Humphrey barked happily and jumped up exuberantly, trying to snatch the red tennis ball out of the plastic thrower his master was holding high up above him.

‘Wait, boy, OK?’

Humphrey responded with another bark.

‘Sssshhh! Don’t wake up Noah, he’ll never go back to sleep, and your mum will be mad with me! They’re going to take you for another walk later, OK?’

He strode in the breaking morning light across the frosty wet grass of the unkempt lawn, passing the hen coop – and in the beam of his torch saw all five of their hens huddled together on
the roof of their house, where they seemed to spend every night.

‘Why don’t you sleep inside in the warmth?’ he chided them, wondering how many eggs he’d find when he checked later.

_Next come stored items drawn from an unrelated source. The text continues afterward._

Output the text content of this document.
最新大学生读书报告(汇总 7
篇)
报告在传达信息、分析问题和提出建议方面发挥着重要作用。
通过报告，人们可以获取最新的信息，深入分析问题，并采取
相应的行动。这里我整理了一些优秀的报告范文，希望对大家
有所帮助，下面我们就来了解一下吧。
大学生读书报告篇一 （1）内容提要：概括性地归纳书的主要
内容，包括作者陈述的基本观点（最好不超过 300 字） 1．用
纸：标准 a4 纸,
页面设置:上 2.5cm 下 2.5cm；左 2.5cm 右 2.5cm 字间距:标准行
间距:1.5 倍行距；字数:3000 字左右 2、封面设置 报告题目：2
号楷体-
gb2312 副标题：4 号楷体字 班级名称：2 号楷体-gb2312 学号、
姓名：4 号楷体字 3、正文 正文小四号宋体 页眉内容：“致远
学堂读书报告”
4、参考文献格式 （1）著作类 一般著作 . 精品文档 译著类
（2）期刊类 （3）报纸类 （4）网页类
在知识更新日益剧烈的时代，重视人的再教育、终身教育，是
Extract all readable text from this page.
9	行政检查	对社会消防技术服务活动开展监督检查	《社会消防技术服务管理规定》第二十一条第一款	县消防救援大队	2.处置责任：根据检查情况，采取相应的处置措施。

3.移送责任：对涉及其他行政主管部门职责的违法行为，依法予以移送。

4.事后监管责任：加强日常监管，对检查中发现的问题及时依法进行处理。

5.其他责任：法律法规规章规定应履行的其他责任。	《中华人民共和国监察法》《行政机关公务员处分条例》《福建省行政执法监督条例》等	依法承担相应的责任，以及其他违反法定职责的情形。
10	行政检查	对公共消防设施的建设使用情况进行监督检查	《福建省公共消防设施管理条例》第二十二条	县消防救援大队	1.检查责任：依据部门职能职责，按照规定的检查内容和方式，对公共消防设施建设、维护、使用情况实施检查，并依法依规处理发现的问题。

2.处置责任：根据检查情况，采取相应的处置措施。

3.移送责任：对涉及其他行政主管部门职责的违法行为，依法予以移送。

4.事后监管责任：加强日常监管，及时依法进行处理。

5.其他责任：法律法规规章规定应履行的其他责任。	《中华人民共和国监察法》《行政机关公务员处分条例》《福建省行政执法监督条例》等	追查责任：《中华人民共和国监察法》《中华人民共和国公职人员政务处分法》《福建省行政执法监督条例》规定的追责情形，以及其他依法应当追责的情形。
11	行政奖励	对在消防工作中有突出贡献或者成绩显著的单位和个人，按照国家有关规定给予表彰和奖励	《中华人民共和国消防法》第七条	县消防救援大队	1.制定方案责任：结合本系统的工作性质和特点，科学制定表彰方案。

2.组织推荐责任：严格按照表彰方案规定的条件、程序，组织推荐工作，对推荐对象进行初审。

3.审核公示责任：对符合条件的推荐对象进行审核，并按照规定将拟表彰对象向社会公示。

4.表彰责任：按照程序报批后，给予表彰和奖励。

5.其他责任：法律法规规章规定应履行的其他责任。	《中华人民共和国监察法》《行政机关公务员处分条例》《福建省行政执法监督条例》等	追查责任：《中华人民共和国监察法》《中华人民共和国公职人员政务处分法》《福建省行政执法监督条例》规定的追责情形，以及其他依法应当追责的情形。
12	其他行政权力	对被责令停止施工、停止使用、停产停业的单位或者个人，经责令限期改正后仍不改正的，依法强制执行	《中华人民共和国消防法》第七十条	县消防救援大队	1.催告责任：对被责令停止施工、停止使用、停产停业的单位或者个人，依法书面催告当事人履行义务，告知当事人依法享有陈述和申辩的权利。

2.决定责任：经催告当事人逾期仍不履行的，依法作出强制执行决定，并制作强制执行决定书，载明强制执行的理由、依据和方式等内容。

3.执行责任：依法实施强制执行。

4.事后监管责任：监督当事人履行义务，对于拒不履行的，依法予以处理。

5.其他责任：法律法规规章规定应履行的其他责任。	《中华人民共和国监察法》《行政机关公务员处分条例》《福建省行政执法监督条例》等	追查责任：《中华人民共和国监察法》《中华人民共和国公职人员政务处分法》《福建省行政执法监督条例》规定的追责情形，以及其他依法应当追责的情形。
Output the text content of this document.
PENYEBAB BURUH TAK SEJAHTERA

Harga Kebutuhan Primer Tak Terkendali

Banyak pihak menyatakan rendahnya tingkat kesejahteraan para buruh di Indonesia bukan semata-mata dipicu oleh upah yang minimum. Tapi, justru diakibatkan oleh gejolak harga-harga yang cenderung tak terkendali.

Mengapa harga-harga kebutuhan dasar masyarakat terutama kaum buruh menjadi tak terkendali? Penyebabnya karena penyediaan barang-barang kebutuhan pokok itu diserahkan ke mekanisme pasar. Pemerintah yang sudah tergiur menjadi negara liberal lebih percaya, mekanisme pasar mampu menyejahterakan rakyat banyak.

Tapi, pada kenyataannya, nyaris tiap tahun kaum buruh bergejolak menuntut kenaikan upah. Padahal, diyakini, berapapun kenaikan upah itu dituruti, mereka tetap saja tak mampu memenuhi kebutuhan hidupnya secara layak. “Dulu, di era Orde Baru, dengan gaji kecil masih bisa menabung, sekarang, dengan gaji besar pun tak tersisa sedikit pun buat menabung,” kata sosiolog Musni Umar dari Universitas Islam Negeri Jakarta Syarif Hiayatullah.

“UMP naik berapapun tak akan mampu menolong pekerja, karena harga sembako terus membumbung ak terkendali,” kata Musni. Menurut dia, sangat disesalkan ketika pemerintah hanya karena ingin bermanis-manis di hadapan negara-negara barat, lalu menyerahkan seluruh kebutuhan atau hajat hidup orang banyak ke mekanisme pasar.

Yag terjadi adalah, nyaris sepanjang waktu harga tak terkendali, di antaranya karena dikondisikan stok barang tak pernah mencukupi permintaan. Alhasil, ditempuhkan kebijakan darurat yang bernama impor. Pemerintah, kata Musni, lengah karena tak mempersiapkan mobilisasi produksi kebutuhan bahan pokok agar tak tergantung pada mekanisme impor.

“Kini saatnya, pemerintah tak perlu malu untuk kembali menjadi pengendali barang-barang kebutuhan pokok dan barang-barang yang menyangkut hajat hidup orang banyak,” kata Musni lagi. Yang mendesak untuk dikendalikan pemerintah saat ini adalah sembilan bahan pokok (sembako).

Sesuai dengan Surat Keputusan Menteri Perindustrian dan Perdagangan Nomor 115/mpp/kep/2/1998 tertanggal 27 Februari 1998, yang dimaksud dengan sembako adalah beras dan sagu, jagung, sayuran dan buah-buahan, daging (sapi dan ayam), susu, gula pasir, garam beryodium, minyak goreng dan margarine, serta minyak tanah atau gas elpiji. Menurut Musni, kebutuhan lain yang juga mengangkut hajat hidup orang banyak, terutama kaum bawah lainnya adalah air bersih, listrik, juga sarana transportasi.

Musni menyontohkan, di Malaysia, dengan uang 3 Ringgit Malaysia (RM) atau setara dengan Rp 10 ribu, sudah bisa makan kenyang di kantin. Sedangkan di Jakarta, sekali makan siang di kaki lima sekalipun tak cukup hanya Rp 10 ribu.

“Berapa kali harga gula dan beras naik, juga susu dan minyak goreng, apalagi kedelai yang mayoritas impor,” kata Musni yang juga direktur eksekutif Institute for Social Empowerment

God, he was loving country life, wondering as he had done so often these past couple of months why he hadn’t made the move sooner. They’d bought the cottage shortly before Christmas
and, thanks to his leg injury, he’d been able to spend almost all of January here on sick leave, helping Cleo to get the house straight. She had started back at work last week and they now
had a part-time nanny helping to take care of Noah, Kaitlynn Defelice, a personable and competent young Californian who they had found after hours of research.

Grace hadn’t yet got used to having a nanny around and needed to remember, constantly, that he could no longer walk about naked or just in his boxers. Cleo was really happy to be working
again, back at the mortuary; much though she loved their son, she had been getting restless, starting to find being stuck in an isolated house, with just the relentless baby routine, not fulfilling
enough. She missed adult company and the stimulus of work. In addition, things that would take minutes at home, pre-Noah, now took hours.

As Grace opened the back gate and flicked the ball, watching Humphrey bound forward across the huge, barren field that the local farmer had given them permission to walk in, he thought how
blissful it was to be able to take the dog out without having to bring a plastic bag to pick up his mess. He set the timer on his watch and began a brisk walk.

He broke into a trot for a few steps, testing his right leg as he crossed the eight-acre field, stopping several times to retrieve the ball from Humphrey’s mouth and flick it again, until
he reached the stile on the far side. The dog ran beneath it as he climbed over it, then carried on striding across the next, equally barren, field. When he reached the ten-minute limit set by his
physiotherapist he dutifully slowed into a normal walk.

It was growing lighter now and he switched off the head torch. He turned and looked back at the house, which was little more than a speck in the distance. A small, rectangular farm cottage,
sitting up on a slight ridge. It was very secluded, almost half a mile down a rutted driveway from the lane, and ten minutes’ drive from the centre of the village of Henfield.

In many ways the house was an ugly duckling, with tiny windows, each a different shape and size, looking as if it had been designed by an infant playing with bricks. Much of it was clad in
unruly ivy and – at this time of year – skeletal wisteria. But he loved it, and Cleo loved it, too. This was their first proper home together. He felt that his family was safe here,
away from the city, and that it would be a paradise for their son – and for any future children who came along. Cleo said she would be happy to have two more and hoped at least one would be a
girl, not that she really minded. He didn’t care whether it was one, two or three more. He was pretty happy with his lot, right now.